Pour en revenir à la scène internationale, les événements de ces derniers jours confirment que, dans le monde actuel, la seule certitude est l'incertitude. L'une des raisons en est ce que l'analyste vénézuélien Moisés Naím décrit dans son livre « La fin du pouvoir », qui traite de la fragmentation croissante du pouvoir, accentuée par le retrait des États-Unis et la montée en puissance de puissances régionales poursuivant leurs propres intérêts, comme c'est le cas d'Israël.
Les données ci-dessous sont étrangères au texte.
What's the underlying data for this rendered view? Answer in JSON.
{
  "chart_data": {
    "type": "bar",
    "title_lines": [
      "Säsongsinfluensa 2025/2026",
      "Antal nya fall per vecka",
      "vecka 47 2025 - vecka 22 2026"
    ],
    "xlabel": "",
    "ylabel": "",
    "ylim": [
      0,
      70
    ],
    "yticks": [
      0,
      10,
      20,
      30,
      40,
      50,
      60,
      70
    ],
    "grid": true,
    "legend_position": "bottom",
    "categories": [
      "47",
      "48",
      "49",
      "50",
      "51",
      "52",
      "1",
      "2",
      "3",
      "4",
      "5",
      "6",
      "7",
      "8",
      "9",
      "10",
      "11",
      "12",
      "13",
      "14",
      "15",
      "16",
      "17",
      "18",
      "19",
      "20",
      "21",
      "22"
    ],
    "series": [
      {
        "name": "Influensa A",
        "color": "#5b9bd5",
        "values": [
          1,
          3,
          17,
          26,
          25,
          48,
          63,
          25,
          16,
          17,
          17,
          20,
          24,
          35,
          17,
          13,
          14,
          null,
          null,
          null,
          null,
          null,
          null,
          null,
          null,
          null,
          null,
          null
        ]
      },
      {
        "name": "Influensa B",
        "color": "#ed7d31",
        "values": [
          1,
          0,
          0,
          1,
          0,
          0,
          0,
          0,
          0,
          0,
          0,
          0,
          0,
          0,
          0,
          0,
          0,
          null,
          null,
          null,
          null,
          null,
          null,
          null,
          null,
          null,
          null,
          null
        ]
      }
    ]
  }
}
Naviguer dans ces eaux troubles est aujourd'hui bien plus difficile, car la distance entre Washington et Pékin et la prolongation de la guerre en Ukraine empêchent de parvenir à un consensus minimal sur la scène internationale. Jouer une mélodie unique à partir de partitions disparates devient impossible dans un monde où la sécurité collective continue de se détériorer.
Et cela continuera de modifier le cours d'une économie mondiale où ce que les spécialistes appellent les « risques de baisse » augmentent fortement. Personne ne sait combien de temps ni combien de temps dureront les hostilités actuelles. Ce qui est certain, c'est que cet événement grave ne sera pas le seul à perturber la tranquillité de la planète en 2025, qui n'a même pas encore atteint ses six premiers mois d'existence.